The gifted man made an armor out of wild rock vines and feathers, hiding enchanted blades throughout his body. He then journeyed to the village in the middle of nowhere and found it quite easily once he met fields of sheep and chickens; the animals practically led him to the place. Upon arrival, he noticed a family of travelers entering a two-story shelter. Husky men stood guard at the entrance of the village. The gifted man told the strange tribe that he was born without a name, so they called him Stranger. The strange tribe didn’t trust him, especially because of the unfamiliar clothing he wore made of dried vines and feathers, but they never turned away anyone and led him in the same shelter the traveling family was welcomed into. He was told to stay put until the governor could come and inspect him.


As soon as Stranger was left alone, he exited his private room to discover that all the rooms in the building were empty with no sign of the traveling family. He was soon met with the hosts in the main room, a married couple, and asked them, “Where’s everyone?”


“Who?” asked one of the hosts, seeming clueless.


“The family that arrived just before I did.”


“They didn’t want to stay anymore,” said the other host. “So, they left.”


“That’s unusual.”


“Why?” asked the hosts.


“It’s the middle of the night.”


The hosts were at a loss for words, staring at each other for answers. Tension rose between them and the stranger. Luckily, the governor arrived on the scene, breaking up the awkwardness.

“I have to inspect you,” said the governor, appearing like a normal old man; slow moving and slightly hunched over with a bad back.


The stranger nodded in agreement and the hosts left them alone.


The governor began patting the stranger down on the sides. The elderly man reached his hands under the feather coat and screamed.


The hosts barged into the main room to see the governor holding up his bleeding hands with a few missing fingers.


“Bring Thao Seng!” shouted the governor.


The stranger knew Thao Seng was the title for mayor in villages and towns, this was the next person in charge of these people.


The hosts rushed out of the front door and quickly returned with Thao Seng, a strong looking man with a wise appearance. He was immediately surprised that one of their own was successfully injured.


“What do we do?” asked the governor.


Thao Seng carefully approached the stranger and said, “It’s the law to inspect outsiders.”


The stranger spread his arms, willing to comply.


Thao Seng cautiously patted the stranger down while the governor and hosts nervously watched in the background. While going into the heavy vine and feather coat, Thao Seng reached behind the stranger’s legs and felt a sharp cut. Thao Seng instantly retracted his arms, but his hands were severed clear off at the wrists.


The hosts were hesitant to attack the stranger, and instead, they quickly coward out of the building alarming the others. Soon, every member of the strange tribe along with the mayor and governor ran for the forest, shouting to one another, “Go to the dark house!” Their bodies were morphing and changing as they drew close to a peculiar gourd that sprouted out of the earth.

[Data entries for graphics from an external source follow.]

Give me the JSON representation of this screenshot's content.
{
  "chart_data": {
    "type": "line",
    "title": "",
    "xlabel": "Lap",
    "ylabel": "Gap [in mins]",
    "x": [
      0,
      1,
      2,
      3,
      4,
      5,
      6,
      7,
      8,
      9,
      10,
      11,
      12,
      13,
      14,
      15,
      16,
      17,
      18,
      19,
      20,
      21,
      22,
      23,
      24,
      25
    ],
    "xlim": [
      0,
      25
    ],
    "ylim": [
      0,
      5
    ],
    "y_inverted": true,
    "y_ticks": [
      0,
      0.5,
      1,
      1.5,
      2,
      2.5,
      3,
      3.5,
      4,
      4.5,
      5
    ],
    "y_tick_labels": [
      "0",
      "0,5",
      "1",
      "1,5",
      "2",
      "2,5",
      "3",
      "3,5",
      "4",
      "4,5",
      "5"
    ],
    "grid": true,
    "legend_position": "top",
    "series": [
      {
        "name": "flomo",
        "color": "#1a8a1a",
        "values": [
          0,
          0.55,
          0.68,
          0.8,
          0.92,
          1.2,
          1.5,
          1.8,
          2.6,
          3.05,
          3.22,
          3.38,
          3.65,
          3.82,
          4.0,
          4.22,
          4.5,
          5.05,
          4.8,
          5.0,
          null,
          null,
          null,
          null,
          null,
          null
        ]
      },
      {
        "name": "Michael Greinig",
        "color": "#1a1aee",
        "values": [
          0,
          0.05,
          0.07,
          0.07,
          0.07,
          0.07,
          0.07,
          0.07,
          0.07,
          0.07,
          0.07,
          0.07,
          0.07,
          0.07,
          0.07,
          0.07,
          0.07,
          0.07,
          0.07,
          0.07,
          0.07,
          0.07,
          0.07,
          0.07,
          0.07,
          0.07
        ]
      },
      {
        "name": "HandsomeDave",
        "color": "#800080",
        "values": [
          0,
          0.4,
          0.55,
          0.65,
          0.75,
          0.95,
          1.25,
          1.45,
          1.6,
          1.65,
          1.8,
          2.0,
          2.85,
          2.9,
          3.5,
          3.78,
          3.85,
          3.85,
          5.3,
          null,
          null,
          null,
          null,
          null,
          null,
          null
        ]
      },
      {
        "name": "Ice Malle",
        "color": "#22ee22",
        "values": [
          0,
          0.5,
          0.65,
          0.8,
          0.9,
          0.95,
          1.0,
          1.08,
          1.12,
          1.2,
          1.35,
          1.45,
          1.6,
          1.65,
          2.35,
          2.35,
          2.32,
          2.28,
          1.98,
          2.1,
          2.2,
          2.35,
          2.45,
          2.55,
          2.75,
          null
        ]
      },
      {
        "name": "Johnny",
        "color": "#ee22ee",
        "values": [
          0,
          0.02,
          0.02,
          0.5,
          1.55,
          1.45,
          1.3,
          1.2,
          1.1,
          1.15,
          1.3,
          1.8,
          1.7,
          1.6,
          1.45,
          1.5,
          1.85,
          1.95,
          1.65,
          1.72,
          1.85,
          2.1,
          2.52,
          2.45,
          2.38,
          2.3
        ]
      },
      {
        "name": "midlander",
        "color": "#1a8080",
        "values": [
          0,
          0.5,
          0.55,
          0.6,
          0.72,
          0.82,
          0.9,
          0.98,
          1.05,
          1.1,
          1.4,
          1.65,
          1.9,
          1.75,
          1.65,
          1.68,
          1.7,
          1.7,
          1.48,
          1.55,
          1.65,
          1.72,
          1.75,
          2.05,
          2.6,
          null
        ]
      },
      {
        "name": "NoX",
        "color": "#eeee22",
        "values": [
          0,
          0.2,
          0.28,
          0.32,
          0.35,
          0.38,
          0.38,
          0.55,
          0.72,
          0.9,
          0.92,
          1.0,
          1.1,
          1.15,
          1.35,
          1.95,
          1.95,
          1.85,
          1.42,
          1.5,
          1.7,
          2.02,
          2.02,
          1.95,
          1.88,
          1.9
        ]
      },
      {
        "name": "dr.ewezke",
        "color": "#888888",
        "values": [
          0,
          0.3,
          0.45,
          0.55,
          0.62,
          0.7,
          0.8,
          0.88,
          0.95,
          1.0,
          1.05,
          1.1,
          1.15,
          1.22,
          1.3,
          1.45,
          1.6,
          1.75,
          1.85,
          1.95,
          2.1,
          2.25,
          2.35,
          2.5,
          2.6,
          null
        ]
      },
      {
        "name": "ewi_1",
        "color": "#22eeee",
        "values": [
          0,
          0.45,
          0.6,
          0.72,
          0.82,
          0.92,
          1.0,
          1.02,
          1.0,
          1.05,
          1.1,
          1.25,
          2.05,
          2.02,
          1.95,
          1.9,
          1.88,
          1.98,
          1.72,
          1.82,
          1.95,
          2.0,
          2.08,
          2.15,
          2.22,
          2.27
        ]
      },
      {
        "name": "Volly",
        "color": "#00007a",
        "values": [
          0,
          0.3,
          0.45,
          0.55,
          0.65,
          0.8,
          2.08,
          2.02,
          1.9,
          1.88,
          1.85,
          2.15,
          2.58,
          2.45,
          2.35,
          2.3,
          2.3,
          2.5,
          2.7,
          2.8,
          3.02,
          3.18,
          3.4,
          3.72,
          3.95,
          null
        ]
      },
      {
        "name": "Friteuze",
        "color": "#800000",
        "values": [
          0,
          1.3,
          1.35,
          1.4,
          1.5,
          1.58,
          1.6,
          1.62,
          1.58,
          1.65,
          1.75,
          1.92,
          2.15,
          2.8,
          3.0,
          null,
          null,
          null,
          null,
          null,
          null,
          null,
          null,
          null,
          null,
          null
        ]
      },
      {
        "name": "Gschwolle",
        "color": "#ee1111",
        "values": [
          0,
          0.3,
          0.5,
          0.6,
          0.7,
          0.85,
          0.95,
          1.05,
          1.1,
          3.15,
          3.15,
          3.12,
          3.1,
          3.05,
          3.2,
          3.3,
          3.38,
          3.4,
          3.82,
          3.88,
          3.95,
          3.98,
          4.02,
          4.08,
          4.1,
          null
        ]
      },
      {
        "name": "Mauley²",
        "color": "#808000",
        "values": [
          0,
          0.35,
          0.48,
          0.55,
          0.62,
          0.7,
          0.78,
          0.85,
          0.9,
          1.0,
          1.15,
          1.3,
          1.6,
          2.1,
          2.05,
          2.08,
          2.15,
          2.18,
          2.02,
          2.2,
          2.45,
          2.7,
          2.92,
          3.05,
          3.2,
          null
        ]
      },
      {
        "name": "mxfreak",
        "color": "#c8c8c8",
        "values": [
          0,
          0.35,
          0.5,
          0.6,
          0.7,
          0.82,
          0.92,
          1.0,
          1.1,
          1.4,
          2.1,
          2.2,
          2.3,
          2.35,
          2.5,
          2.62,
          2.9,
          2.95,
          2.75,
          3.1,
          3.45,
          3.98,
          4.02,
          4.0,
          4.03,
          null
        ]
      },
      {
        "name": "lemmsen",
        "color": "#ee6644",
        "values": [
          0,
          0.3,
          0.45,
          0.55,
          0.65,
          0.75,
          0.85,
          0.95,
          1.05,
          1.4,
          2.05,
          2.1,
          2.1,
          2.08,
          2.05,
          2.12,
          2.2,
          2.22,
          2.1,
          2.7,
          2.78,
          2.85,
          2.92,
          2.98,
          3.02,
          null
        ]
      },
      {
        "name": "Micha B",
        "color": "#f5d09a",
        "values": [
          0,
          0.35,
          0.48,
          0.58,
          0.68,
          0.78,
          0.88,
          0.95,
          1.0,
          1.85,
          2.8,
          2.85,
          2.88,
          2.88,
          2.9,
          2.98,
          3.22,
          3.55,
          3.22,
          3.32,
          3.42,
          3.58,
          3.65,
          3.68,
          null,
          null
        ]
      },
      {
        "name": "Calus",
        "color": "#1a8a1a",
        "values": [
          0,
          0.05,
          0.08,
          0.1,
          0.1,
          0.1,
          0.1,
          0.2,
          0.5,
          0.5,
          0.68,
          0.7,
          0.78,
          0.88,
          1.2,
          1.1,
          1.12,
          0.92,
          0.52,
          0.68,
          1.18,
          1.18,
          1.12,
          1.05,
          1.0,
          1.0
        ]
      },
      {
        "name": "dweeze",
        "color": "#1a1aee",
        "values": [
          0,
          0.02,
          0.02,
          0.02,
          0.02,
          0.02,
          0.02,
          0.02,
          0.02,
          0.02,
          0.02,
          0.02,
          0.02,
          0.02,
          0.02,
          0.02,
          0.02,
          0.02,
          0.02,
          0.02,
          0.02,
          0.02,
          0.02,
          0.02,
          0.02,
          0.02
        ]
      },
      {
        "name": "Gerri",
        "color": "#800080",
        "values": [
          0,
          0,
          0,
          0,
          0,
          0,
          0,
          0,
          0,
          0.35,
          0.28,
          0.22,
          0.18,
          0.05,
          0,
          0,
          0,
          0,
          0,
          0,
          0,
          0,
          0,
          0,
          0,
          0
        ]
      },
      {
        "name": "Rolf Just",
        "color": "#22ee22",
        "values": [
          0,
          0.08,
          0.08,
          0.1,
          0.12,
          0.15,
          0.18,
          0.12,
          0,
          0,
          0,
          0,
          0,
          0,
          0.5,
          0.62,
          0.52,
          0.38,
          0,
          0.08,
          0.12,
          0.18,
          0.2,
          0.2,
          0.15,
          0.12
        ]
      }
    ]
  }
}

The stranger chased after them and witnessed the villagers diving into an opening of the gourd as if they all were sucked into the black hole. The stranger took out a dried corn cob and sealed the black hole of the gourd. Chattering came from inside the gourd , with the strange tribe blaming one another for their misfortune; loud roars overlapped over screeching noises.


The stranger, gifted as he was, knew these were demons trapped inside the gourd and that he was fortunate they feared him instead of challenging him; he was just one man against an entire herd of demons. He found a wide, flowing river and placed the gourd into the current.